OK. I didn't know they put 80% in a general account that was earning a profit no matter what. I assumed they were using options to hedge a majority of their risk and if that was the case they would be trying to keep the expenses low as possible, while betting the market will go north more often than south and using low delta put purchases as downside protection. I was also thrown off by your mention of a 700 call because the premium would have been outrageous and that strike has been in the money the entire year. Good stuff though, I learned something for sure.
An EIA isn’t a “glorified” fixed annuity. It is just a fixed annuity. It simply has a different crediting method than other fixed annuities. People buy them hoping that they can make more than other fixed annuities, but they may make less.

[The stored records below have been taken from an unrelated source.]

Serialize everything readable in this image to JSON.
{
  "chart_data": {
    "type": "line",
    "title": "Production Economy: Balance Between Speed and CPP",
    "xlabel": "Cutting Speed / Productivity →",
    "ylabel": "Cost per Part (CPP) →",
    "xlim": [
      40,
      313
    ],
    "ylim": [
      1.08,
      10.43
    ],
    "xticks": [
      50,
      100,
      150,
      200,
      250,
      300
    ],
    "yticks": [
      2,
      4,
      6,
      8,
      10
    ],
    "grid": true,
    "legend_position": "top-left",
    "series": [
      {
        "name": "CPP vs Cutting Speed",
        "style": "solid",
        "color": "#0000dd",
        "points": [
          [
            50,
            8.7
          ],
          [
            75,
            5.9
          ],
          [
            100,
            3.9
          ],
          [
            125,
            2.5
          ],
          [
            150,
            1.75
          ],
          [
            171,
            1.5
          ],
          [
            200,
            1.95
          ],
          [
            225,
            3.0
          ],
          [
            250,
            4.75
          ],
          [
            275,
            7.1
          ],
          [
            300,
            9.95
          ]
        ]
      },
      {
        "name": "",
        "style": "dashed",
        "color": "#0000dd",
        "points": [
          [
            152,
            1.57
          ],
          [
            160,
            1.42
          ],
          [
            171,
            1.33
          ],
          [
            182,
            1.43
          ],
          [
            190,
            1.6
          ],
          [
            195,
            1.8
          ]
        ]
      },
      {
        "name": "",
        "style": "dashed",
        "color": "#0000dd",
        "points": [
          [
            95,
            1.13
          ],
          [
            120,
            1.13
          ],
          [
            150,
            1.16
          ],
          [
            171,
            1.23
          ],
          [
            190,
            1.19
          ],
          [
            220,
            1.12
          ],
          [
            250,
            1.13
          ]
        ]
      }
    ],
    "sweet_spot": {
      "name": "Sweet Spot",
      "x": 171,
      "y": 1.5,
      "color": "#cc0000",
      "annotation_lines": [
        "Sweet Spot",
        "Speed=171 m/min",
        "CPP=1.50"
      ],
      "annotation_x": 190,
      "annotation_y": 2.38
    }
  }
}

Anon, what is your reply to prospects and clients when the balk at AIG or any other company that took bailout money?
Client: “I’m balking. I don’t want to use this company because they took bailout money.”
Me: "Ok. We can use ABC company instead." Golf, it makes no difference to me. I just want to make sure that I help my client and get paid in the process.That's rich. Insurance companies never fail huh?
Liquidity? 10%/year and a penalty on the remaining 90%. Much better than losing money.
Opportunity Cost? Is it unsuitable to put people in mutual funds when oil/gas exploration can produce returns 20 times those of the stock market?
Interest rate risk? Only applies to investments that pay a rate of interest.
Over concentration? Only a problem with risky investments. When you put all of your eggs in a basket that doesn’t break eggs, you end up with all of your eggs.
You compliance f**ers say some pretty stupid sht.